Le popolazioni locali di orango, secondo quanto emerso dalla ricerca, sono diminuite fino al 75 per cento. “Mi aspettavo un declino abbastanza netto, ma non di queste proporzioni – ha commentato Serge Wich, ricercatore della Liverpool John Moores University e coautore dello studio. – Mentre effettuavamo le analisi, le eseguivamo ancora e ancora per capire se avevamo commesso errori da qualche parte. Pensavamo che i numeri del declino degli oranghi non potessero essere così alti, ma purtroppo lo sono”.

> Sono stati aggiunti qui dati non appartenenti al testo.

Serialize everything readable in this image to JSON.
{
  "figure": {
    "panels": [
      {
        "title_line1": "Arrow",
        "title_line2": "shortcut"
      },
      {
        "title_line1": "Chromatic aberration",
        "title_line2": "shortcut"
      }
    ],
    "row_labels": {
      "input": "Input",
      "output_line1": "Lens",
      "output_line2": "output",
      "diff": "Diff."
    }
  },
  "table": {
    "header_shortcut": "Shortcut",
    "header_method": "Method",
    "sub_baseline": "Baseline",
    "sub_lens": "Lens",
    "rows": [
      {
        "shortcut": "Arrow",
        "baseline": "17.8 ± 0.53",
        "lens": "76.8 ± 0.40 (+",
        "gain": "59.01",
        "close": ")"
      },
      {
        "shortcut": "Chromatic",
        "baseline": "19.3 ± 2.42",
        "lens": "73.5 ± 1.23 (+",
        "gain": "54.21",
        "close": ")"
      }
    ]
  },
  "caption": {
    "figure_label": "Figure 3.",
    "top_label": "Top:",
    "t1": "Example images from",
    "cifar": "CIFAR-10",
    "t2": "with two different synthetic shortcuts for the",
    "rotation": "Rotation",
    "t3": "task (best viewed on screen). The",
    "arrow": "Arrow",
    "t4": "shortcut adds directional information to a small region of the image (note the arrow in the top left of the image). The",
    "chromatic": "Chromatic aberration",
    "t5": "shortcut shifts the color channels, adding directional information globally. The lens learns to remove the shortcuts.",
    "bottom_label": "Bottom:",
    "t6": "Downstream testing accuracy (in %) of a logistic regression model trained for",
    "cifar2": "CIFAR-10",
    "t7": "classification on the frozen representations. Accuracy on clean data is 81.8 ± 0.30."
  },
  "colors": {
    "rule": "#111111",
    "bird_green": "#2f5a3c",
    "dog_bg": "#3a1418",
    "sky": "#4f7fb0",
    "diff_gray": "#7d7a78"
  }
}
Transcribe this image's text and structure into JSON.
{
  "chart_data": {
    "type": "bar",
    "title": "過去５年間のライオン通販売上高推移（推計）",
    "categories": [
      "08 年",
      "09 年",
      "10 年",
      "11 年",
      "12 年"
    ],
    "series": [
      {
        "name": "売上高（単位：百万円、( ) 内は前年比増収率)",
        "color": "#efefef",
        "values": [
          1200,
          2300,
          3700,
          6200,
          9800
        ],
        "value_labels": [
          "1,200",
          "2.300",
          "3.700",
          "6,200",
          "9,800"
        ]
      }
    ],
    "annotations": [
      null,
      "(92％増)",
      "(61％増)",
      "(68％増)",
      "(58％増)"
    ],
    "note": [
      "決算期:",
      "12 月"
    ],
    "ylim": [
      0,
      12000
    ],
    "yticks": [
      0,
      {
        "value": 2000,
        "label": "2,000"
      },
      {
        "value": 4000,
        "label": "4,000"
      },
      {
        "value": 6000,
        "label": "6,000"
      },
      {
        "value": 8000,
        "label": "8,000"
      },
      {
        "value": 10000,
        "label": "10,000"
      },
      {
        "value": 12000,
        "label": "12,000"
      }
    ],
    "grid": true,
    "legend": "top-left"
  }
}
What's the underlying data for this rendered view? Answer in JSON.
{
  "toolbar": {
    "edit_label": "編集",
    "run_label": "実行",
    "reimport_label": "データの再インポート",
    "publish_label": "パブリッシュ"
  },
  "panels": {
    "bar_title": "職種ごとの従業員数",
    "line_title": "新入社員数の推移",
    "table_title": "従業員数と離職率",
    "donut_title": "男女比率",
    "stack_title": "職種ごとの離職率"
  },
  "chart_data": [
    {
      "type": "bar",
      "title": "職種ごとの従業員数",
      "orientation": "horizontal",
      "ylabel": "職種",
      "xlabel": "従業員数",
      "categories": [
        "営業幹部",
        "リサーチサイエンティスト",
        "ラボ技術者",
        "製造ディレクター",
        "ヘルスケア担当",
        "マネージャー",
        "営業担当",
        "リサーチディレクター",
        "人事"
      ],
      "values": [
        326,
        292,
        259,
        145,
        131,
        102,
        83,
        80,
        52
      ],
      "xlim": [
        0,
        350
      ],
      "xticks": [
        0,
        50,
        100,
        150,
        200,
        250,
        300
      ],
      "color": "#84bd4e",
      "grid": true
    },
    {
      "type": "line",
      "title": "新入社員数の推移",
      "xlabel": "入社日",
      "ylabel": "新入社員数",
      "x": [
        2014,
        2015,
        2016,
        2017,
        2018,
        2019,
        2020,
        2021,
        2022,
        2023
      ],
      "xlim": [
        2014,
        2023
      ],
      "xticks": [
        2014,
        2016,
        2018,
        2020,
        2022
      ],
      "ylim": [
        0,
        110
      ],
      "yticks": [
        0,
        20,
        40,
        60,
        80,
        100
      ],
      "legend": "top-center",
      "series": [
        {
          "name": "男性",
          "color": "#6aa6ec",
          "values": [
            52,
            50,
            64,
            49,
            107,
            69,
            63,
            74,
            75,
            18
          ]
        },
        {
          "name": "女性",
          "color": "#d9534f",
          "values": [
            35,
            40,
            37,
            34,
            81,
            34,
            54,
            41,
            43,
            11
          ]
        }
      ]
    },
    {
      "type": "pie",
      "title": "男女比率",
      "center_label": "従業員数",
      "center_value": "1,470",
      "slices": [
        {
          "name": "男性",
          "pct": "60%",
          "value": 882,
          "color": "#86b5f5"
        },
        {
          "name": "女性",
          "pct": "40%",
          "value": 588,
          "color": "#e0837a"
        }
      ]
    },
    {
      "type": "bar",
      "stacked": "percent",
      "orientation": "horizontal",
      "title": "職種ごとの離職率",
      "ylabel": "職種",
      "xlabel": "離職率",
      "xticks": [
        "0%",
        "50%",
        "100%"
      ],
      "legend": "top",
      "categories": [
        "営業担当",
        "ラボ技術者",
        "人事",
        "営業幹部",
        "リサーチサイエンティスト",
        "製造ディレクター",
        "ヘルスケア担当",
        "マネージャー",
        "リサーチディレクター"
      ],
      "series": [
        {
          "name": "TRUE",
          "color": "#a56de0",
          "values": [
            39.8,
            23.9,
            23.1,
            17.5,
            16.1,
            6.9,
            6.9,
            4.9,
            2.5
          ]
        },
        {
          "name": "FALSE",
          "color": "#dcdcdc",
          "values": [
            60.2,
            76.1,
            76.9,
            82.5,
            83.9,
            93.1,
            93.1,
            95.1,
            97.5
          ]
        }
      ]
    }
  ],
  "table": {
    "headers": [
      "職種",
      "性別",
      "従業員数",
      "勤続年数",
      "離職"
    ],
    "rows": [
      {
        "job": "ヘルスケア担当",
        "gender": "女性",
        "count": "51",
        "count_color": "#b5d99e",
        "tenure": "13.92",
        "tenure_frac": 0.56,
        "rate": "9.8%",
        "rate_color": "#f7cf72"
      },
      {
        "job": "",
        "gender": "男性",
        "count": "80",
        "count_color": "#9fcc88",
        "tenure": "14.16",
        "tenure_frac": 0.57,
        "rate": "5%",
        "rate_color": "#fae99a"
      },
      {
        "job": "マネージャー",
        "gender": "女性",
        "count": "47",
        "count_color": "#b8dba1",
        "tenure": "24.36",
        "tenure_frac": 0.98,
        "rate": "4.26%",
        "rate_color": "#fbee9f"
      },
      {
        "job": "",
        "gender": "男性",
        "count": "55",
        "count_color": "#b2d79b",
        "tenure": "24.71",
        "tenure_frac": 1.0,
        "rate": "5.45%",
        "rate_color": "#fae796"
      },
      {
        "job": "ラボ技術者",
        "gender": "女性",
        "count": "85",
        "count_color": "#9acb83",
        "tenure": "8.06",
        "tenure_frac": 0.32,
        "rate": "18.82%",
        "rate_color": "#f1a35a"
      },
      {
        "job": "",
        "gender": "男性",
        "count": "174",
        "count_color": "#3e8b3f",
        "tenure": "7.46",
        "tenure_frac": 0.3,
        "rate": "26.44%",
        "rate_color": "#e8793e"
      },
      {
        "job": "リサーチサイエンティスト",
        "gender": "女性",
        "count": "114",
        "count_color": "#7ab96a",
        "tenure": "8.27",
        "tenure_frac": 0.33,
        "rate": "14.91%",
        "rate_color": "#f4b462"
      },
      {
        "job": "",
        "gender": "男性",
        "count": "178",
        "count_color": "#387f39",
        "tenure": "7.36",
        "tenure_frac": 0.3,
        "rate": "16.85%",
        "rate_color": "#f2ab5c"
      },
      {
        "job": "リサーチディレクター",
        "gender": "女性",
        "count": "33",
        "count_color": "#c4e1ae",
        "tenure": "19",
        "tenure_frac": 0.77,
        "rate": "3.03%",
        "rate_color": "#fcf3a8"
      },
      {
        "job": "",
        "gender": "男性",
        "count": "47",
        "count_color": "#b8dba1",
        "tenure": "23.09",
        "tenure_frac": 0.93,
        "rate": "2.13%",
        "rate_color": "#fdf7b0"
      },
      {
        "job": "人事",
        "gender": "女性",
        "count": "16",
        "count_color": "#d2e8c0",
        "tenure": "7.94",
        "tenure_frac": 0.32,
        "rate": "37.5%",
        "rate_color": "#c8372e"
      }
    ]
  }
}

Per prevenire la scomparsa di questi gentili primati occorre combatterne le cause attraverso iniziative politiche e sociali. È necessario, ad esempio, pianificare meglio l’uso del territorio, lo sfruttamento delle risorse e lo sviluppo delle infrastrutture. È importante anche insegnare alle popolazioni locali il valore degli oranghi. “Abbiamo bisogno di lavorare con le persone per aiutarle a capire che gli oranghi non sono pericolosi e che è illegale ucciderli – ha affermato Wich. – Potrebbe essere d’aiuto trovare dei testimonial indonesiani e malesi che aumentino la consapevolezza dell’importanza degli oranghi attraverso i social media”. Considerato l’enorme impatto sugli oranghi delle piantagioni di palma da olio, anche i consumatori possono fare la differenza prediligendo marchi che utilizzano solo olio di palma sostenibile.